I saw an XKCD comic that reeeeally got me thinking, because it brings up a fundamental issue with our minds:
http://www.xkcd.com/647/
click the link, read the comic, and then read the mouse-over text.
8 year old kids are old enough to have intelligent conversations about an event that they never witnessed. An event that happened when I was 10, that I remember very clearly.
And then you realize that 8 years is a pretty long time- it's long enough for a human being to grow from a newborn into a fully cognitive child.
I'd like to suggest something:
Thinking about our memories is one of the closest things we can get to understanding God's eternalness.
As humans, we can't get our minds around that concept.
God is forever. He is the beginning and the end.
He completely transcends time.
And so do our memories.
In our minds, we mark time based on our memories.

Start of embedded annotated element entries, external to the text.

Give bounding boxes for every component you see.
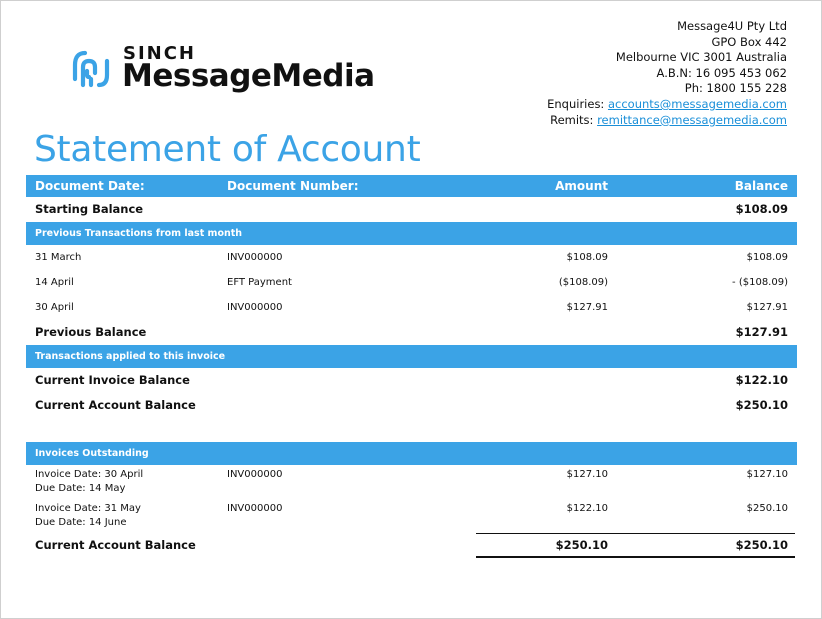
row-amount: $127.91 — [566, 302, 608, 313]
header-document-date: Document Date: — [35, 179, 145, 193]
company-name: Message4U Pty Ltd — [677, 19, 787, 33]
invoice-date: Invoice Date: 30 April — [35, 469, 144, 480]
company-phone: Ph: 1800 155 228 — [684, 81, 787, 96]
header-amount: Amount — [555, 179, 608, 193]
previous-section-label: Previous Transactions from last month — [35, 228, 243, 239]
row-amount: $127.10 — [566, 469, 608, 480]
row-date: 14 April — [35, 277, 74, 288]
remits-email-link[interactable]: remittance@messagemedia.com — [597, 112, 787, 127]
row-document: INV000000 — [227, 252, 283, 263]
starting-balance-value: $108.09 — [735, 202, 788, 216]
applied-transactions-section — [26, 345, 797, 368]
current-invoice-value: $122.10 — [735, 373, 788, 387]
row-balance: $108.09 — [746, 252, 788, 263]
due-date: Due Date: 14 May — [35, 483, 126, 494]
table-header — [26, 175, 797, 197]
current-account-value: $250.10 — [735, 398, 788, 412]
company-address — [547, 19, 787, 128]
brand-messagemedia: MessageMedia — [122, 58, 375, 94]
invoice-dates — [35, 502, 141, 530]
row-document: INV000000 — [227, 302, 283, 313]
row-balance: $127.91 — [746, 302, 788, 313]
final-total-balance: $250.10 — [735, 538, 788, 552]
enquiries-email-link[interactable]: accounts@messagemedia.com — [607, 96, 787, 111]
previous-transactions-section — [26, 222, 797, 245]
row-balance: $250.10 — [746, 503, 788, 514]
starting-balance-row — [26, 197, 797, 222]
invoice-date: Invoice Date: 31 May — [35, 503, 141, 514]
row-amount: ($108.09) — [558, 277, 608, 288]
brand-sinch: SINCH — [123, 43, 196, 64]
row-amount: $122.10 — [566, 503, 608, 514]
header-balance: Balance — [734, 179, 788, 193]
invoice-dates — [35, 468, 143, 496]
messagemedia-logo — [67, 41, 377, 103]
enquiries-line — [547, 97, 787, 113]
remits-label: Remits: — [550, 112, 594, 127]
company-city: Melbourne VIC 3001 Australia — [615, 50, 787, 65]
previous-balance-label: Previous Balance — [35, 325, 147, 339]
table-row — [26, 499, 797, 533]
current-invoice-balance-row — [26, 368, 797, 393]
row-balance: $127.10 — [746, 469, 788, 480]
starting-balance-label: Starting Balance — [35, 202, 144, 216]
current-account-label: Current Account Balance — [35, 398, 196, 412]
invoices-outstanding-section — [26, 442, 797, 465]
remits-line — [547, 113, 787, 129]
enquiries-label: Enquiries: — [547, 96, 605, 111]
company-abn: A.B.N: 16 095 453 062 — [656, 65, 787, 80]
statement-table — [26, 175, 797, 558]
current-account-balance-row — [26, 393, 797, 418]
table-row — [26, 270, 797, 295]
row-document: EFT Payment — [227, 277, 292, 288]
row-date: 30 April — [35, 302, 74, 313]
final-total-label: Current Account Balance — [35, 538, 196, 552]
row-document: INV000000 — [227, 469, 283, 480]
table-row — [26, 295, 797, 320]
previous-balance-value: $127.91 — [735, 325, 788, 339]
current-invoice-label: Current Invoice Balance — [35, 373, 190, 387]
row-date: 31 March — [35, 252, 82, 263]
due-date: Due Date: 14 June — [35, 517, 127, 528]
final-total-amount: $250.10 — [555, 538, 608, 552]
outstanding-section-label: Invoices Outstanding — [35, 448, 149, 459]
header-document-number: Document Number: — [227, 179, 359, 193]
spacer — [26, 418, 797, 442]
applied-section-label: Transactions applied to this invoice — [35, 351, 226, 362]
row-amount: $108.09 — [566, 252, 608, 263]
page-title: Statement of Account — [34, 129, 421, 170]
previous-balance-row — [26, 320, 797, 345]
final-total-row — [26, 533, 797, 558]
row-balance: - ($108.09) — [732, 277, 788, 288]
logo-mark-icon — [67, 45, 115, 93]
company-po-box: GPO Box 442 — [711, 34, 787, 49]
total-rule-bottom — [476, 556, 795, 558]
table-row — [26, 465, 797, 499]
table-row — [26, 245, 797, 270]
row-document: INV000000 — [227, 503, 283, 514]
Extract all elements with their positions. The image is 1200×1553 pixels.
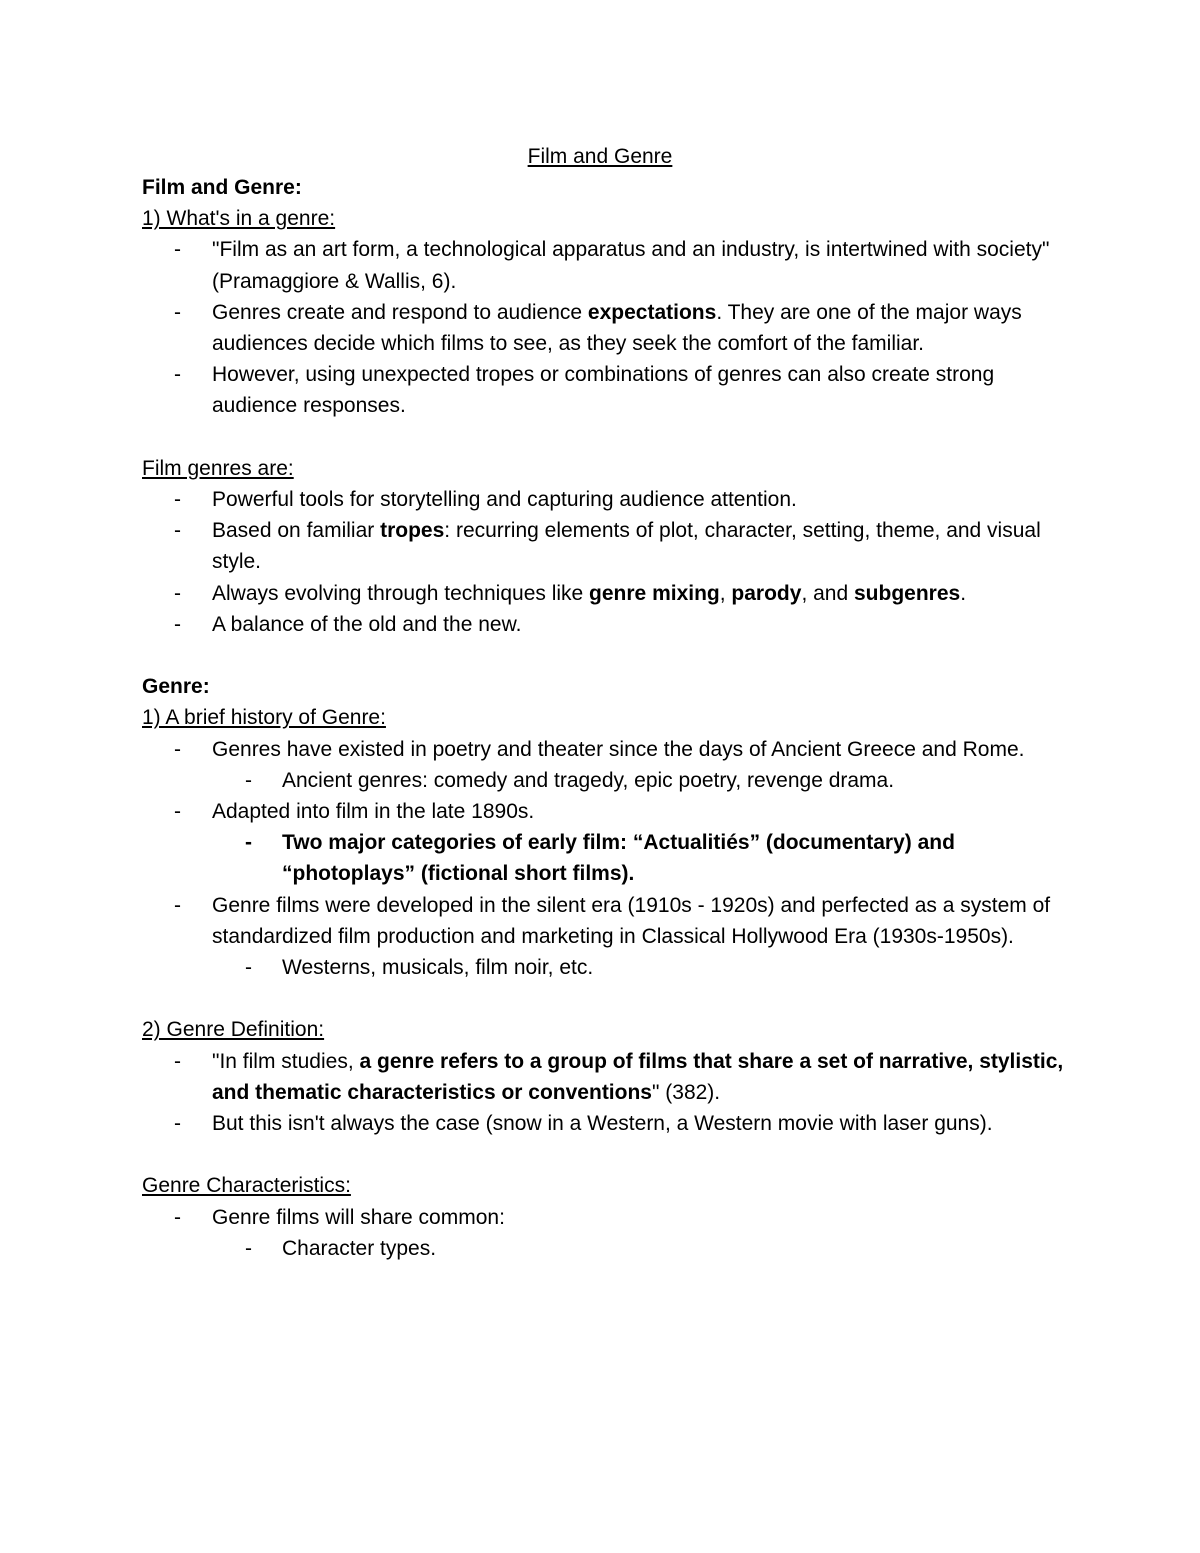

But very vivid memories often seem to be more recent than they actually are.
For example, 9/11. Or watching your favorite childhood cartoon on saturday mornings.
Those memories feel recent. They're vivid, you remember the "like it was yesterday".
And so time doesn't seem to matter that much.
My family went to the same church from before I was born until I was in 8th grade.
I have fuzzy memories of being a baby and my mom carrying me into the nursery during the worship service.
I can also remember being a little kid and one of the pastors giving us pez every morning.
That's pretty much all i remember until i was in 7th grade and started going to youth group.
Within that time frame, my family got pretty involved on the worship team and i played bass on sunday mornings for at least a year's time. I don't really remember much from that. All i remember are those really early times and then later.
It's significant events that we keep clear in our minds.
When you think about something, you tend to retain it much better.
We think about significant events => we remember them.
The result is like a timeline of events comprised of what we think about most, with no datestamps.
The time itself is not important to our minds. What's important is the content.
I like to think about time as a "container" that the physical world happens to be inside of. Our memories aren't physical- they transcend time.
So I think that's as close as we can ever get to understanding timelessness.